Glassman: They absolutely resonate. I think it's a very good idea. He needs to understand, as I'm sure he does, that his deeds -- that is to say his policy [in the Middle East] -- have much more of an impact than the words that he uses on Al Arabiya. But I think it was very, very good that he appeared on Al Arabiya, and I suggested publicly that that should only be the beginning. I would love to see him go on Voice of America, which broadcasts on television seven hours a day into Iran. If we're ever going to get anything done in official diplomacy in Iran, we need to do more connecting with the Iranian people -- who, by the way, like us. The idea of a president using these tools is a very good one.
Let me also add, in defense of the previous administration, that President Obama is not the first president to appear on Al Arabiya. President Bush appeared several times going all the way back to 2004. He's also talked directly to the Iranian people a year ago on New Year's, and so this is nothing new. But people see it as a fresh start, the world sees it as a fresh start. The world is paying much more attention, so he's going to get much more bang for the buck than Bush ever got.
NJ: Would it be accurate to say that you think your successor should then capitalize on the messages and symbolic moves by Obama in a more concrete manner?
Glassman: Yeah. The president is the best public diplomat that America has, and it's clear that President Obama understands that. But public diplomacy is a lot more than the president doing interviews.
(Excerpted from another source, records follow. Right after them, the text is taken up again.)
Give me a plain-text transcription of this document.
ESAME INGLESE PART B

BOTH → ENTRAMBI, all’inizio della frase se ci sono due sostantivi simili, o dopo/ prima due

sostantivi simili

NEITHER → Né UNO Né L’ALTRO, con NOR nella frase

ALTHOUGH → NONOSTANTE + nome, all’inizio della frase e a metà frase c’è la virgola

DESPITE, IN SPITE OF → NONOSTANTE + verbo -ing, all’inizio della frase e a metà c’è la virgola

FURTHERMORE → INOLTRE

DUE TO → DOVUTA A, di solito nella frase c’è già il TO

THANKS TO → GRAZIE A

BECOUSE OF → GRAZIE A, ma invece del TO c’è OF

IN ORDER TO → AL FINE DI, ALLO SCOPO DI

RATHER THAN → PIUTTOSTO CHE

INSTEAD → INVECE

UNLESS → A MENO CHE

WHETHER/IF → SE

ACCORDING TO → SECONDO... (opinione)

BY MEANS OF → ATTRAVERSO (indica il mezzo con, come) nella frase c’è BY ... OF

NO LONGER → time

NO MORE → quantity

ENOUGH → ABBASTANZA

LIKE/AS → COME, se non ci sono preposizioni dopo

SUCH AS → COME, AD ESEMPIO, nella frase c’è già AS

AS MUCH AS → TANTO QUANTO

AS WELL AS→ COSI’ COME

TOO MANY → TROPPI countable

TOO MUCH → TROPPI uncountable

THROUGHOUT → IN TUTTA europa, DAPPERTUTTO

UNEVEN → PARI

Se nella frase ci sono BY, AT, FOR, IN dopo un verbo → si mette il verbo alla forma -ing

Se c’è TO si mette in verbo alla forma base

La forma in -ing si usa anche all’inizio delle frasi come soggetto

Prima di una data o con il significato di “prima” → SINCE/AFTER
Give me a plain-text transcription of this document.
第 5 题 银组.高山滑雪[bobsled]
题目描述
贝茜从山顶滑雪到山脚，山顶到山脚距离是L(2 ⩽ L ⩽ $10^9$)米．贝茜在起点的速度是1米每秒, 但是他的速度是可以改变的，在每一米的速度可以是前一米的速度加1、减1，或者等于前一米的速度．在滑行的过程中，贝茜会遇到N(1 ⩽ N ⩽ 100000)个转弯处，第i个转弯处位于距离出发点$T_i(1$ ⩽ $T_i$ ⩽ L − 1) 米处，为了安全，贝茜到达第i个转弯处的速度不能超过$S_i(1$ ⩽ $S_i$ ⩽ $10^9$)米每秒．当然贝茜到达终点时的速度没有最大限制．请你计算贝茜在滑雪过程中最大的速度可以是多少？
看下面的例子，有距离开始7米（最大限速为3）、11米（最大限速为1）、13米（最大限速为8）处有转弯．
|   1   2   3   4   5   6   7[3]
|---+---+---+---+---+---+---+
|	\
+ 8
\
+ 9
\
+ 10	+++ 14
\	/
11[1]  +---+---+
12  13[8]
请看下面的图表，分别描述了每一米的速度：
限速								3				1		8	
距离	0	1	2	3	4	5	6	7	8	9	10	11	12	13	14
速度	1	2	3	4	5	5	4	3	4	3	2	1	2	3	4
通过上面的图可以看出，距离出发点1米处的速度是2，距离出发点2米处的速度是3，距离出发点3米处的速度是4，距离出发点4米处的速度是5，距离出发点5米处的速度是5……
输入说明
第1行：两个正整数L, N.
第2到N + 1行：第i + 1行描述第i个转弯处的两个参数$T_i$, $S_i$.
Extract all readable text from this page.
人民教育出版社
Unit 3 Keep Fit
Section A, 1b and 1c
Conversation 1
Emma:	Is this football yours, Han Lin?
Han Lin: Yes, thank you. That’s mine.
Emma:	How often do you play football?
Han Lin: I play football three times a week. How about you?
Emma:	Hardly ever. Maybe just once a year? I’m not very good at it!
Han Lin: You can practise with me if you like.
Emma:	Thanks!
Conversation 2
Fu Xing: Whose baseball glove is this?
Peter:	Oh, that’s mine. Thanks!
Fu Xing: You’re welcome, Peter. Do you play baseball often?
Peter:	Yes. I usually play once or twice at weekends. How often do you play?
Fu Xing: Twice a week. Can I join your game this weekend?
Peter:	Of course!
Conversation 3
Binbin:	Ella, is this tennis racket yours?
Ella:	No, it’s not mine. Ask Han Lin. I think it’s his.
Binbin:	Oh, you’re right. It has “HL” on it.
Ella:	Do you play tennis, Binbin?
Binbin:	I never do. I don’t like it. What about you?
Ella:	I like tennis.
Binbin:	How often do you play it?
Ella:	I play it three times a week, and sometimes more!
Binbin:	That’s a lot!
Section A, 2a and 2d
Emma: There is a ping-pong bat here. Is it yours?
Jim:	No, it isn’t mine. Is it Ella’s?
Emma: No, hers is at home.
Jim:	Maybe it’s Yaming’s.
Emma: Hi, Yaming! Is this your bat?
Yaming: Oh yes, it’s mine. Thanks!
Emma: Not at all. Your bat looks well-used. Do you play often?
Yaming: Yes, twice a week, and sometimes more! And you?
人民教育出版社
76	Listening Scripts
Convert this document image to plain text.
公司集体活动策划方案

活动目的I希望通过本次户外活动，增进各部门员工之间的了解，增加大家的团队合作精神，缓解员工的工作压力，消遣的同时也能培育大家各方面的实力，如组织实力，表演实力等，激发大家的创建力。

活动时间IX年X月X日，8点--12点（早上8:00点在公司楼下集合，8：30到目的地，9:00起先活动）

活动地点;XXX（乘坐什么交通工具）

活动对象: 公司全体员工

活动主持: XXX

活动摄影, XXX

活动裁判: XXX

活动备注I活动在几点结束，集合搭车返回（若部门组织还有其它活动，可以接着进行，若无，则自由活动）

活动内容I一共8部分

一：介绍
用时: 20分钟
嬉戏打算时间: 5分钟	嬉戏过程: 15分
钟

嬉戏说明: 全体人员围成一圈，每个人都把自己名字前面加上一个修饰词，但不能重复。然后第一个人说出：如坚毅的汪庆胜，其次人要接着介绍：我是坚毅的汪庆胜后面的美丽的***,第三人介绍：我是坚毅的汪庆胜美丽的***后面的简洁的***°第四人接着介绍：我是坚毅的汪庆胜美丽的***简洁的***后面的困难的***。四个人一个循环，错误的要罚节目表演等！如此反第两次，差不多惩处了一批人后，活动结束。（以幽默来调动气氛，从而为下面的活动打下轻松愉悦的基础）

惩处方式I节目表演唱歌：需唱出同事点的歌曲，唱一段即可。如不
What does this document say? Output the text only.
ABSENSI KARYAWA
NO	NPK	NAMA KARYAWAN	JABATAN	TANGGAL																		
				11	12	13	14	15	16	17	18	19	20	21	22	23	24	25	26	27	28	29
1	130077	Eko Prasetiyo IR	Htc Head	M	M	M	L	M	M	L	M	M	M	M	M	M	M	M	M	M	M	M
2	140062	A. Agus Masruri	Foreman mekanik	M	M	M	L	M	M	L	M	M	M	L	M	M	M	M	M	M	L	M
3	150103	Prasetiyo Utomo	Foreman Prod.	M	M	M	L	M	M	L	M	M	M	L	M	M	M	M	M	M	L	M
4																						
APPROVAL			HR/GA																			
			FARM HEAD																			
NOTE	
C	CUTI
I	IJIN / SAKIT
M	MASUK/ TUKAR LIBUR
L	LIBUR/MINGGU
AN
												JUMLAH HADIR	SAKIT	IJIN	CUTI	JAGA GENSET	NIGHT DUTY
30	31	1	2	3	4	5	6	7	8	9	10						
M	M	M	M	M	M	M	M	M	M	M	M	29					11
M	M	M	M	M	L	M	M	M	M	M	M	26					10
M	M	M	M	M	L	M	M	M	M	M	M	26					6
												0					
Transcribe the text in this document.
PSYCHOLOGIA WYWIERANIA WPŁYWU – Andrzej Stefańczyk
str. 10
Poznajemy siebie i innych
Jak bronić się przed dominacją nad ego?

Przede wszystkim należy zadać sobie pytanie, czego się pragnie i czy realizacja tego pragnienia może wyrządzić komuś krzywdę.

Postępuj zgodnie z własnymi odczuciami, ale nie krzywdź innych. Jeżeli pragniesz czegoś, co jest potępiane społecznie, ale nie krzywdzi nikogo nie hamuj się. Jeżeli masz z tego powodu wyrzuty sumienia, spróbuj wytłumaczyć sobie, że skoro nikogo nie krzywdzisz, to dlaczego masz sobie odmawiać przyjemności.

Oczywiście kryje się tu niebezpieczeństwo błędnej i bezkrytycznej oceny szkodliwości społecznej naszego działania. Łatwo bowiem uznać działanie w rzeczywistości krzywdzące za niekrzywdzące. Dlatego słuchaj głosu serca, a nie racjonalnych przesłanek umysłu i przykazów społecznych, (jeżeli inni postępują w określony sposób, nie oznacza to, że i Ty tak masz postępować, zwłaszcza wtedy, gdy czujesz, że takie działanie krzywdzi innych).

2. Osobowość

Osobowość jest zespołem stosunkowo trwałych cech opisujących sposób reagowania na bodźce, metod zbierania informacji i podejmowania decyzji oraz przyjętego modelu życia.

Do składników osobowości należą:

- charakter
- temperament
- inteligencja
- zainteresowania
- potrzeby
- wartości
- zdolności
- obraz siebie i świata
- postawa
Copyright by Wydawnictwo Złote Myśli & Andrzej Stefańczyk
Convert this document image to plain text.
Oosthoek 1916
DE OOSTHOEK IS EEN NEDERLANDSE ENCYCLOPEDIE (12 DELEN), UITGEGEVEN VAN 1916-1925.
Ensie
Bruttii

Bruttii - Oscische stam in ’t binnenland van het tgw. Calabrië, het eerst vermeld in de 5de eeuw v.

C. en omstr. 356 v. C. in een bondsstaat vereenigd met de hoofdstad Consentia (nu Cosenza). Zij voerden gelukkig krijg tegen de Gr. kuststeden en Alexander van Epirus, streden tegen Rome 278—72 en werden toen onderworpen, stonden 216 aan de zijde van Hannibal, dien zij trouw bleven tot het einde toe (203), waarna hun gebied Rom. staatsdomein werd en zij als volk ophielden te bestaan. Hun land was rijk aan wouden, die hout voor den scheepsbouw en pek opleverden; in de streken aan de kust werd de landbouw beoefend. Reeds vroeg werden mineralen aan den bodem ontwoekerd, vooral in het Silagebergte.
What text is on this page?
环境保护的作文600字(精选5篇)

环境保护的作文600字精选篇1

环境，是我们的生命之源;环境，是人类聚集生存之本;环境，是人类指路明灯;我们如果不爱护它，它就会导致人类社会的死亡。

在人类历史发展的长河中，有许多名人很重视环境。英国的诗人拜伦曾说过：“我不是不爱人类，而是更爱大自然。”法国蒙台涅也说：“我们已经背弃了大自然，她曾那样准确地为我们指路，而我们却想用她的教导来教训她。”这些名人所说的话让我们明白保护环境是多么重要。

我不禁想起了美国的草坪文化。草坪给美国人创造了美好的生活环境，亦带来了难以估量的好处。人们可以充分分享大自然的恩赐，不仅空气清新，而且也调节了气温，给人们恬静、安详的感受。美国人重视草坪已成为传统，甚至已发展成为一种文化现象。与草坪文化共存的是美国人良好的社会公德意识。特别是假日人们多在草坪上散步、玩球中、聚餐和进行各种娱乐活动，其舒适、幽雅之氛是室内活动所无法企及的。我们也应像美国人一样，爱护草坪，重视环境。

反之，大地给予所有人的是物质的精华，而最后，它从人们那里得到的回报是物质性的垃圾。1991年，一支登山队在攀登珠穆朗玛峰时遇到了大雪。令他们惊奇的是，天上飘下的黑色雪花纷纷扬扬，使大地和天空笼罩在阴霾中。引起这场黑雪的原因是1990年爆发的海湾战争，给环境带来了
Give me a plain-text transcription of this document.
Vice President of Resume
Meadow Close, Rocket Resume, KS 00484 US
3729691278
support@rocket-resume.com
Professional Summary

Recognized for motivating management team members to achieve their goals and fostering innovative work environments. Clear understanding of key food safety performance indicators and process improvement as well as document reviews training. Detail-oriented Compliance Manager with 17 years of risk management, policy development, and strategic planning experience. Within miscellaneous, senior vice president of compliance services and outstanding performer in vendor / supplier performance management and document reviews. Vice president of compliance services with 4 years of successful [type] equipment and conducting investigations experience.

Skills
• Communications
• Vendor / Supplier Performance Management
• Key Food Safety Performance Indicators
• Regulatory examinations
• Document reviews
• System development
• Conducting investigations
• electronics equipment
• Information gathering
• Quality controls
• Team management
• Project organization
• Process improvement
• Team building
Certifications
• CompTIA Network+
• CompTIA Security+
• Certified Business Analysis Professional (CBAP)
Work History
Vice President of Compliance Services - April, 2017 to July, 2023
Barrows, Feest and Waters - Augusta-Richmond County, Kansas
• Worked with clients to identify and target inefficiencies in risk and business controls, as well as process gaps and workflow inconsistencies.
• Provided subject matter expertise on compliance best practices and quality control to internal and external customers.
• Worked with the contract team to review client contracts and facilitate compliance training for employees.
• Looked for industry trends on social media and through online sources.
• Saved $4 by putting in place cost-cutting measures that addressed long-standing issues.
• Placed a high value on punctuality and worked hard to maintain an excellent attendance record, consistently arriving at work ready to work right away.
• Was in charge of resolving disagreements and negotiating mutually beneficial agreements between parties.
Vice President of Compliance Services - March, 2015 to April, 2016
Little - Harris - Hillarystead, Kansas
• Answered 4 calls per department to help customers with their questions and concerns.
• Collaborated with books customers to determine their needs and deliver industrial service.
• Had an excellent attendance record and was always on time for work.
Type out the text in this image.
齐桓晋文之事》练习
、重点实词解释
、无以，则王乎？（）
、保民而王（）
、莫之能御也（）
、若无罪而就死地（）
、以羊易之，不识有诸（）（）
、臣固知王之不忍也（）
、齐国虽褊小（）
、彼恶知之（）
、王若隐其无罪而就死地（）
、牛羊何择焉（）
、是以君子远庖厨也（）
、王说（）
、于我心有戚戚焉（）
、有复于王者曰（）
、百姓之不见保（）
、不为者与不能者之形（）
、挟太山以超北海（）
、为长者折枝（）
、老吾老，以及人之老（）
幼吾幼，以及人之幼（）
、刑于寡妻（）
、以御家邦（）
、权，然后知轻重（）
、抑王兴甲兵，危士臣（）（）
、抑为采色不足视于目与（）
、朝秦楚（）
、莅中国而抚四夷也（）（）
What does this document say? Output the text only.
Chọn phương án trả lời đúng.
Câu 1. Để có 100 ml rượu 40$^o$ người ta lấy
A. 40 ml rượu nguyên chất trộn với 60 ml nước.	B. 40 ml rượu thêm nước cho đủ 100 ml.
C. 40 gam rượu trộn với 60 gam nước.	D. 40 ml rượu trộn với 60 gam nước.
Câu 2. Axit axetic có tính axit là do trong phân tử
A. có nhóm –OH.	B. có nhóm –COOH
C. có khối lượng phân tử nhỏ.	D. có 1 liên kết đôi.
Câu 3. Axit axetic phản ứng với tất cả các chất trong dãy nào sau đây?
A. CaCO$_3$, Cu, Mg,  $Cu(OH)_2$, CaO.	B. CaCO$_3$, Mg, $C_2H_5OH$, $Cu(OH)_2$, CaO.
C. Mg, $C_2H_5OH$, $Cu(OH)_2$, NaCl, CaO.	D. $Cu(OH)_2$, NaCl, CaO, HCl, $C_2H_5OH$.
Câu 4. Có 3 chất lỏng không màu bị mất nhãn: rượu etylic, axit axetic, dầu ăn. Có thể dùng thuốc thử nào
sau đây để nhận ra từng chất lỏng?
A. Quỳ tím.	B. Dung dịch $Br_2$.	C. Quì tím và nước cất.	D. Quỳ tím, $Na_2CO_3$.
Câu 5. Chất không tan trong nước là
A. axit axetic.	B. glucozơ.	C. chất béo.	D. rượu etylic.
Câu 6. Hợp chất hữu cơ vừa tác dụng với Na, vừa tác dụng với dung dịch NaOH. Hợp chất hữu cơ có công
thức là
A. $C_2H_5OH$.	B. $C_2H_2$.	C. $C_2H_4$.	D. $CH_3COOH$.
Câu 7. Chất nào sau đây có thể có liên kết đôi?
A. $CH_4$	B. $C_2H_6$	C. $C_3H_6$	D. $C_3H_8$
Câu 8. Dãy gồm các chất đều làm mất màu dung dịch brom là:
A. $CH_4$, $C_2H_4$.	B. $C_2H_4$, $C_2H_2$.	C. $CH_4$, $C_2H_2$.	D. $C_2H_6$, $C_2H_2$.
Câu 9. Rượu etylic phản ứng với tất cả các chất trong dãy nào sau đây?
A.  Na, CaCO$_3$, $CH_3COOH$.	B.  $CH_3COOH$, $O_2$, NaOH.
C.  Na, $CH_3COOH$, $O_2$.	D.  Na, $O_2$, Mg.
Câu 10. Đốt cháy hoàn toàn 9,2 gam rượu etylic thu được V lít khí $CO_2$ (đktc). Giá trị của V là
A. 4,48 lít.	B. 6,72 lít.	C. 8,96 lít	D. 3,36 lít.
But yes, anybody who has this role should be trying to get President Obama to participate. He's very good at it. One of the things I tried to do is get President Bush to appear on a program called "Roundtable With You," which is a VOA call-in show.... Americans would be stunned that this exists. Live, every day from a studio not very far from here, you have dozens of Iranians -- hundreds of Iranians -- calling in to a live one-hour talk show, and it has many public officials appear, and think-tank people and so forth. I encouraged President Bush to appear on that, and maybe that's really not quite his medium. But, it would be really great if President Obama appeared on it and fielded questions from actual Iranians from Tehran.